In love and war


Keira Knightley discovers the headquarters of DangerMouse, the world’s greatest secret agent.

Keira Knightley discovers the headquarters of DangerMouse, the world’s greatest secret agent.

Rated 5.0

Atonement is so good, and so engrossing, some viewers may not even notice that right smack in the middle, director Joe Wright pulls off an astonishing technical tour de force. Wright’s camera follows Robbie Turner (James McAvoy), the male member of the film’s trio of central characters, as he stumbles dazed and feverish around the beach at Dunkirk in the midst of the chaotic British evacuation in 1940. In one amazingly long, unbroken shot, Robbie wanders among the remnants of a shattered and panicky army as it cowers in a sort of frenzy, destroying equipment and shooting horses that must be left behind, desperate to get off the beach before Hitler’s Wehrmacht can deliver the crushing blow. The “miracle of Dunkirk,” when over 300,000 French and British soldiers were successfully evacuated from the continent, became a silver-lining morale-booster for the Allies, but Wright’s astonishing long take (it seems to run more than five minutes) gives us a gut-level view of what a horrifying and near-run thing it was. It’s a scene that will be studied in film classes for decades.

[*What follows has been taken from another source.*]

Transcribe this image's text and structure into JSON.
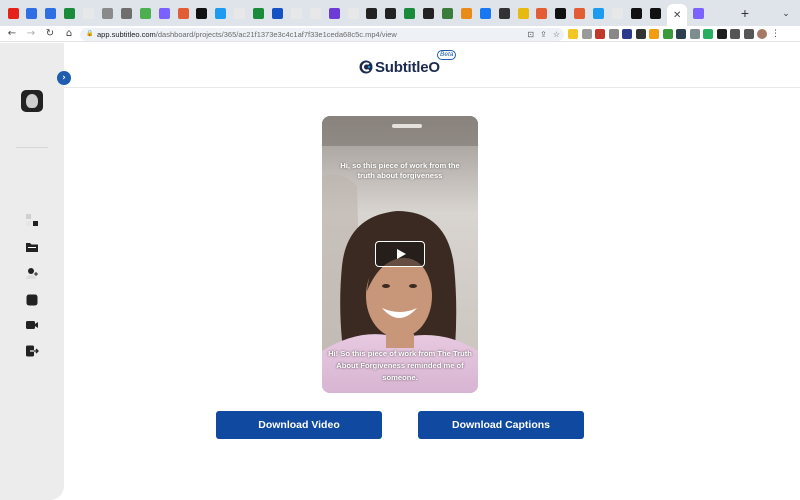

Long before that, though, Wright and his writer Christopher Hampton (adapting Ian McEwan’s novel) have hooked us on the problems of three little people in this crazy world. The movie opens five years earlier, on the hottest day of a long and sultry summer, at the country estate of the wealthy Tallis family. Thirteen-year-old Briony Tallis (Saoirse Ronan), a primly precocious girl with dreams of becoming a writer, has completed a seven-page play to be performed by her three cousins (sheltering with Briony’s family from their parents’ ugly divorce) in honor of her brother Leon (Patrick Kennedy), due up from London that day with his friend Paul Marshall (Benedict Cumberbatch).

But something makes Briony lose interest in her play. From her bedroom window, she observes a scene between her sister Cecilia (Keira Knightley) and Robbie Turner, the son of the Tallis’ housekeeper. As Briony watches perplexed, Cecilia, radiating defiance even at that distance, strips off her dress, plunges into the courtyard fountain, and emerges dripping wet in clinging underthings, like a haughty Venus on the half-shell. Cecilia strides past the unmoving Robbie, who is visible to Briony only from the back. Whatever they may have said, of course, is inaudible at that distance.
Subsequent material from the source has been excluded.